La police prédictive des restaurants – The Atlantic

La quarantaine d’inspecteurs de la santé publique de la ville de Chicago sont chargés d’inspectés quelques 16000 établissements qui fournissent de la nourriture aux gens (magasins, grossistes, restaurants…). Pendant des années, les inspecteurs ont du passer dans chaque établissement dans un délai prescrit : un processus assurant que tout le monde était inspecté, mais pas que les contrevenants les plus probables le soient. 
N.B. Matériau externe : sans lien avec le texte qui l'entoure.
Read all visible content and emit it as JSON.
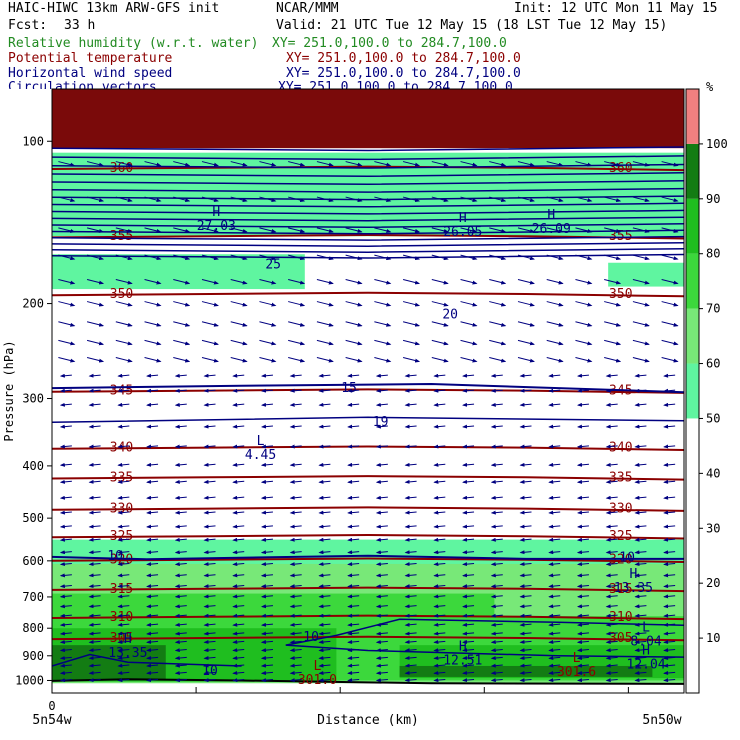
{
  "header": {
    "model": "HAIC-HIWC 13km ARW-GFS init",
    "org": "NCAR/MMM",
    "init": "Init: 12 UTC Mon 11 May 15",
    "fcst_label": "Fcst:",
    "fcst_value": "33 h",
    "valid": "Valid: 21 UTC Tue 12 May 15 (18 LST Tue 12 May 15)"
  },
  "legend": [
    {
      "name": "Relative humidity (w.r.t. water)",
      "xy": "XY= 251.0,100.0 to 284.7,100.0",
      "color": "#228b22"
    },
    {
      "name": "Potential temperature",
      "xy": "XY= 251.0,100.0 to 284.7,100.0",
      "color": "#8b0000"
    },
    {
      "name": "Horizontal wind speed",
      "xy": "XY= 251.0,100.0 to 284.7,100.0",
      "color": "#000080"
    },
    {
      "name": "Circulation vectors",
      "xy": "XY= 251.0,100.0 to 284.7,100.0",
      "color": "#000080"
    }
  ],
  "chart_data": {
    "type": "heatmap",
    "title": "",
    "xlabel": "Distance (km)",
    "ylabel": "Pressure (hPa)",
    "x_tick_labels": [
      "0"
    ],
    "x_endpoint_labels": [
      "5n54w",
      "5n50w"
    ],
    "y_ticks": [
      100,
      200,
      300,
      400,
      500,
      600,
      700,
      800,
      900,
      1000
    ],
    "y_scale": "log",
    "ylim": [
      1055,
      80
    ],
    "colorbar": {
      "unit": "%",
      "ticks": [
        10,
        20,
        30,
        40,
        50,
        60,
        70,
        80,
        90,
        100
      ],
      "levels": [
        {
          "from": 0,
          "to": 50,
          "color": "#ffffff"
        },
        {
          "from": 50,
          "to": 60,
          "color": "#5ff5a0"
        },
        {
          "from": 60,
          "to": 70,
          "color": "#78e878"
        },
        {
          "from": 70,
          "to": 80,
          "color": "#3cd83c"
        },
        {
          "from": 80,
          "to": 90,
          "color": "#1fbe1f"
        },
        {
          "from": 90,
          "to": 100,
          "color": "#137c13"
        },
        {
          "from": 100,
          "to": 110,
          "color": "#f08080"
        }
      ]
    },
    "theta_contours": [
      {
        "label": "305",
        "p": 834
      },
      {
        "label": "310",
        "p": 762
      },
      {
        "label": "315",
        "p": 676
      },
      {
        "label": "320",
        "p": 597
      },
      {
        "label": "325",
        "p": 540
      },
      {
        "label": "330",
        "p": 480
      },
      {
        "label": "335",
        "p": 420
      },
      {
        "label": "340",
        "p": 370
      },
      {
        "label": "345",
        "p": 290
      },
      {
        "label": "350",
        "p": 192
      },
      {
        "label": "355",
        "p": 150
      },
      {
        "label": "360",
        "p": 112
      }
    ],
    "wind_labels": [
      "10",
      "15",
      "19",
      "20",
      "25",
      "10",
      "10",
      "10"
    ],
    "extrema": [
      {
        "kind": "H",
        "value": "13.35"
      },
      {
        "kind": "H",
        "value": "12.51"
      },
      {
        "kind": "H",
        "value": "12.04"
      },
      {
        "kind": "H",
        "value": "13.35"
      },
      {
        "kind": "L",
        "value": "8.04"
      },
      {
        "kind": "L",
        "value": "4.45"
      },
      {
        "kind": "H",
        "value": "26.05"
      },
      {
        "kind": "H",
        "value": "26.09"
      },
      {
        "kind": "H",
        "value": "27.03"
      },
      {
        "kind": "L",
        "value": "301.0"
      },
      {
        "kind": "L",
        "value": "301.6"
      }
    ]
  }
}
Depuis 2014, rapporte The Atlantic, le département d’innovation de la ville a construit un programme pour améliorer la tournée des inspections et a publié le code et les critères de celui-ci qui repose notamment sur les précédentes infractions sanitaires des établissements, le volume des plaintes sanitaires à proximité, le délai depuis la précédente inspection et son résultat. L’algorithme a établi depuis ces données un classement pour indiquer aux inspecteurs prioritairement les établissement à inspecter. 

Pourtant, plus d’un an après, une seule ville de la métropole de Washington a repris le code pour ses propres inspections, alors que toutes sont confrontées à ces défis sanitaires. Pour Julian Spector, l’auteur de l’article, cet insuccès montre qu’il n’est pas encore si simple d’avoir des solutions de données faciles à partager. Une bonne idée ne signifie pas pour autant qu’elle va se répandre. En 2013, dans le New Yorker, l’essayiste Atul Gawande montrait la difficulté qu’avait eut les méthodes antiseptiques (comme se laver les mains ou stériliser ses outils)  à se répandre dans les pratiques chirurgicales alors que les pratiques d’anesthésie pour soulager la douleur, elles, se sont répandues bien plus rapidement. Pour Gawande, les changements dépendent pour beaucoup des communications interpersonnelles. A l’heure de la communication électronique sensée être si simple, le passage de l’idée à sa réalisation, ici la simple application d’un service, demeure encore bien compliquée. Notamment parce que l’application ne suffit pas. Chaque ville dispose de données différentes : le logiciel des uns est rarement adapté aux besoin des autres. Il a ainsi fallu deux mois au comté de Montgomery au nord de Washington pour adapter l’algorithme de Chicago, en y ajoutant notamment les commentaires des clients en provenance de Yelp et les demandes de permis de construire et de détruire. La société qui a aidé la ville à développer l’algorithme, Open Data Nation, vient de produire une application mobile et un programme pour 10 autres villes. 

Le plus important à comprendre, estime Julian Spector, est de comprendre que la modélisation prédictive est un outil d’optimisation. Et c’est certainement cette optimisation qui peut être un levier pour motiver la décision publique d’investir dans ces systèmes.